Nonetheless, in contexts where all the conditions of Benford’s Law hold, it can be used as evidence of fraud. This happened in the presidential elections of Iran in 2009 where the second digit in votes for the winner, Mahmoud Ahmadinejad, deviated slightly from the intended outcome. It was determined that electoral fraud had occurred after third-party analysis found that several ballots corresponding to certain candidates were neglected more than what was statistically feasible. Also, hypothesis testing conducted by Columbia University found that the deviation in latter digits combined with the neglect of particular votes was statistically insignificant. The probability of a fair election happening with such outcomes was concluded to be less than 4.20%.

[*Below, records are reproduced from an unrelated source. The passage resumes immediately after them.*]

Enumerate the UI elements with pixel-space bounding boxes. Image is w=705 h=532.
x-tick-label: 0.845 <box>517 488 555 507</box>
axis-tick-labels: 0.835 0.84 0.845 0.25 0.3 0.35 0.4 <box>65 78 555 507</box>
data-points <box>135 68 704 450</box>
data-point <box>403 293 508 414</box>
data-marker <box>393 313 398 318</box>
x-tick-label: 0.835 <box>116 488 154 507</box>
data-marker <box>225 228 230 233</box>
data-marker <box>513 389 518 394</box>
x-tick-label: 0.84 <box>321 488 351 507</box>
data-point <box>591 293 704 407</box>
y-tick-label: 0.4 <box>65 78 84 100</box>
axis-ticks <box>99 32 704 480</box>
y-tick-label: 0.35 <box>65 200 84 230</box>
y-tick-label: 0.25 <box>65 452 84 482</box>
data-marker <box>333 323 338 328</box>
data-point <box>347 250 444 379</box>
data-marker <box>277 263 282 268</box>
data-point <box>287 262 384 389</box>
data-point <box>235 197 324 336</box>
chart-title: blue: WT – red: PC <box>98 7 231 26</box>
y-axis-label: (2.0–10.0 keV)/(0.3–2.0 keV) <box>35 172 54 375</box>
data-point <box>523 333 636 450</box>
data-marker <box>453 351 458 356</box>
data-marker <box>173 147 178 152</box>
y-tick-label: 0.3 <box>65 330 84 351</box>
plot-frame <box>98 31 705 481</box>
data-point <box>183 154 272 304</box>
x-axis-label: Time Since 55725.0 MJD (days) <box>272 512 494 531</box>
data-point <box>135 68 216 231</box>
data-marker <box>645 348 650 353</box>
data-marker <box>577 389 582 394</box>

Significance of Benford’s Law

The explosive growth of Big Data has led to both the proliferation of fraudulent information and authentic truth. As such, it’s imperative that naturally-occurring mathematical and scientific laws are constantly compared to reported data to ensure its legitimacy and veracity. In this article, we discussed Benford’s law, a particular statistical phenomenon that claims that the distribution of numerical digits follows a decreasing logarithmic pattern as you go up from the first numeral to the ninth. We saw several various applications of the law: how it was utilized in corporate business sectors to detect profit manipulation on financial statements, how it was used to verify COVID-19 datasets on a nationwide and global scale, how it is helpful in image processing procedures, and how it can detect election fraud if all the conditions of the law are met. By comparing the distribution of leading digits in a dataset to the expected distribution under Benford’s Law, analysts in all fields can detect anomalies and determine if further investigations are warranted. In a world where data is constantly being generated and used to reach important conclusions, Benford’s Law has proven itself to be an integral and transoformative tool for assessing the integrity and accuracy of quantitative data.